More than 150 billion application programming interface (API) attacks were observed in the wild during 2023 and 2024, according to data released this week by cloud security specialist Akamai, with the growth of artificial intelligence (AI) powered APIs and AI-enabled attacks compounding to create a steadily expanding attack surface.
In its latest State of apps and API security 2025 report, Akamai also said it observed volumes of web-based cyber attacks up by a third over the course of 2024 to 311 billion all told, a pronounced surge that appears to correlate closely to an expansion in the scope of threats arising from AI.
“AI is transforming web and API security, enhancing threat detection but also creating new challenges,” said Rupesh Chokshi, senior vice-president and general manager of Akamai’s Application Security Portfolio. “This report is a must read to understand what’s driving the shift and how defenders can stay ahead with the right mitigation strategies.”
Akamai said the integration of AI tools with core platforms via APIs is “substantially” expanding the attack surface because the vast majority of AI-powered APIs are not only publicly accessible, but tend to rely on inadequate protections, lacking such things as authentication mechanisms, for example.

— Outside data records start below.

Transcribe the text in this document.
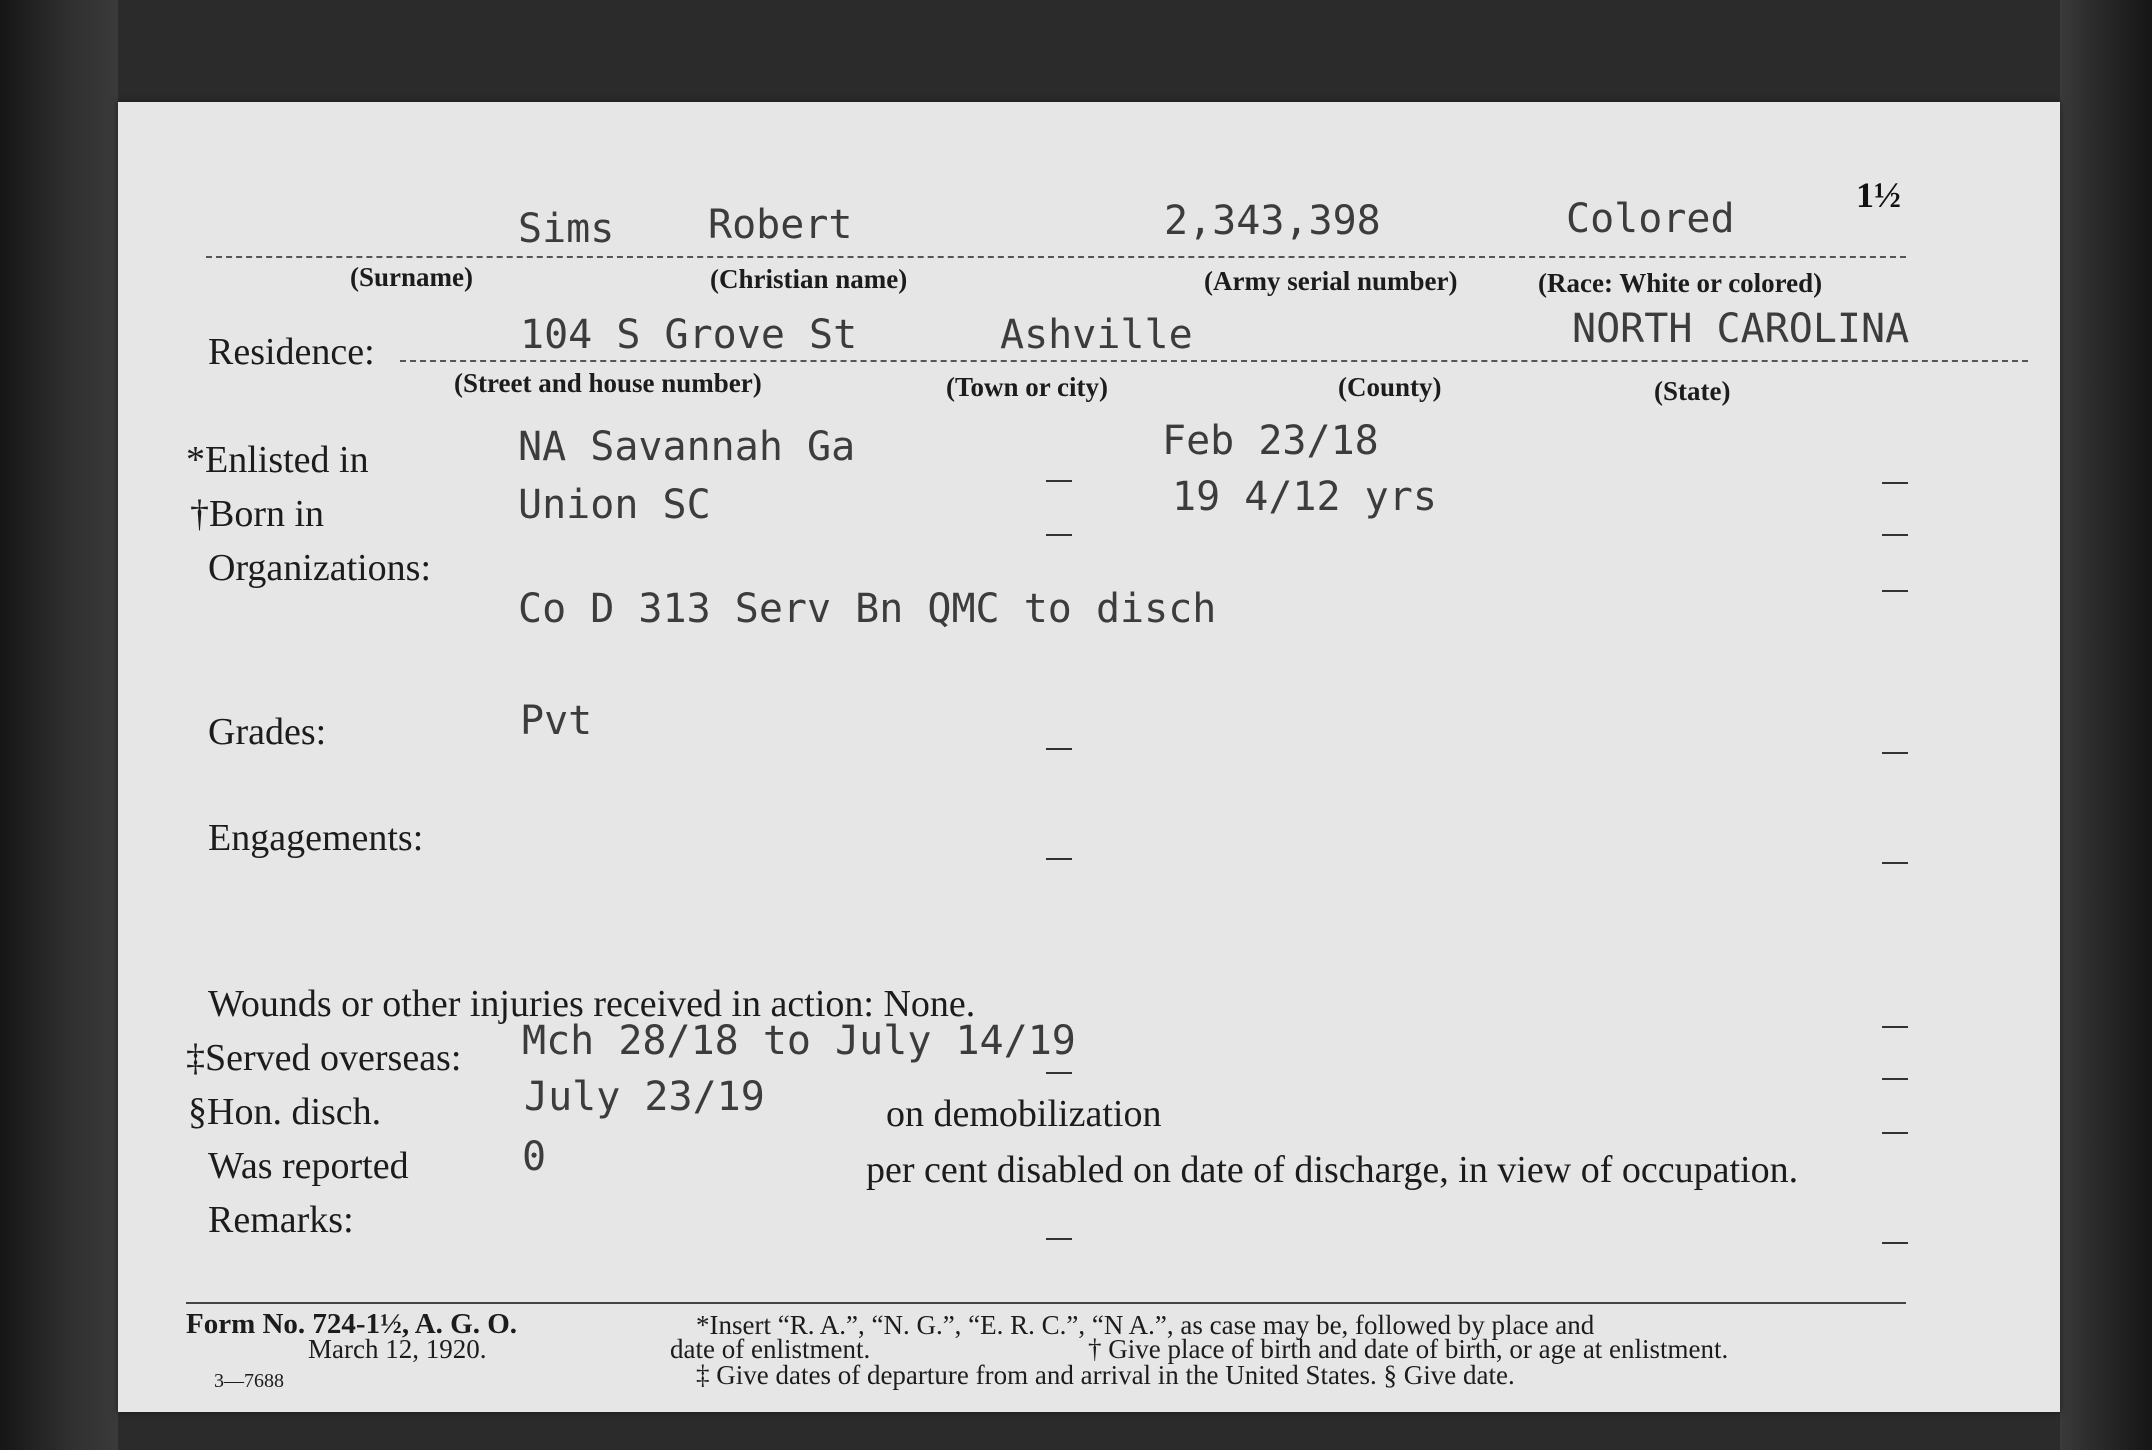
1½
Sims Robert	2,343,398	Colored
(Surname)	(Christian name)	(Army serial number)	(Race: White or colored)
Residence:	104 S Grove St	Ashville	NORTH CAROLINA
(Street and house number)	(Town or city)	(County)	(State)
*Enlisted in	NA Savannah Ga	Feb 23/18
†Born in	Union SC	19 4/12 yrs
Organizations:
Co D 313 Serv Bn QMC to disch
Grades:	Pvt
Engagements:
Wounds or other injuries received in action: None.
‡Served overseas: Mch 28/18 to July 14/19
§Hon. disch.	July 23/19	on demobilization
Was reported	0	per cent disabled on date of discharge, in view of occupation.
Remarks:
Form No. 724-1½, A. G. O.
March 12, 1920.
3—7688
*Insert “R. A.”, “N. G.”, “E. R. C.”, “N A.”, as case may be, followed by place and
date of enlistment.	† Give place of birth and date of birth, or age at enlistment.
‡ Give dates of departure from and arrival in the United States. § Give date.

This problem is now also compounded by a growing number of AI-driven attacks.
For end-users, this means that while security teams are able to enhance web application and API security by enhancing their defensive capabilities with AI-powered automation – for example, by helping to find threats, predict possible breaches and bring down incident response times – AI also helps attacks improve the effectiveness of their attacks by automating web scraping and bringing more dynamic attack methodologies to bear.
Looking ahead, Akamai said that although AI-driven API management would doubtless continue to evolve, AI-driven attacks would likely remain a significant concern, meaning organisations need to adopt more robust, defence-in-depth security strategies.
Web attacks
Turning to web attacks, Akamai said that it observed a dramatic rise in application layer (aka Layer 7) distributed-denial-of-service (DdoS) attacks targeting both web apps and APIs, with monthly volumes growing from over 500 billion at the start of 2023 to more than a trillion at the end of 2024 – bad bots and the persistence of HTTP-flooding as an attack vector seem to have driven this.
The technology sector was the most frequently targeted vertical for such attacks – more than seven trillion during the period covered by the survey.
Broken out by geography, EMEA was on the receiving end of 2.7 trillion Layer 7 DDoS attacks, 306 billion hitting targets in the UK and 369 billion in Germany.
Akamai said that safeguarding web apps and APIs would continue to be an ever more essential need for organisations. It laid out a number of key actions that security leaders should consider taking:
- To lay down an API security plan incorporating shift-left and DevSecOps techniques to integrate security from initial API design through post-production, paying particular attention to continuous discovery and visibility, authentication, rate limiting and bot mitigation;
- Implement more robust core security measures such as continuous threat monitoring and response, and use API testing tools such as dynamic application security testing (DAST);
- Be proactive against threats, using specialised DDoS protection tools, for example, and paying attention to patch management, access control and network segmentation;
- Act early to mitigate API vulnerabilities, following established guidelines, such as OWASP’s, to help ensure more robust security, and address risks associated with bad coding practice or misconfigurations;
- Pay more attention to ransomware threats, taking advantage of zero-trust architectures, microsegmentation, and the Mitre ATT&CK framework;
- Finally, prepare for AI with defence strategies that include bot defences, AI-powered cyber tools, specialist firewalls and more proactive measures such as continuous assessment and zero trust.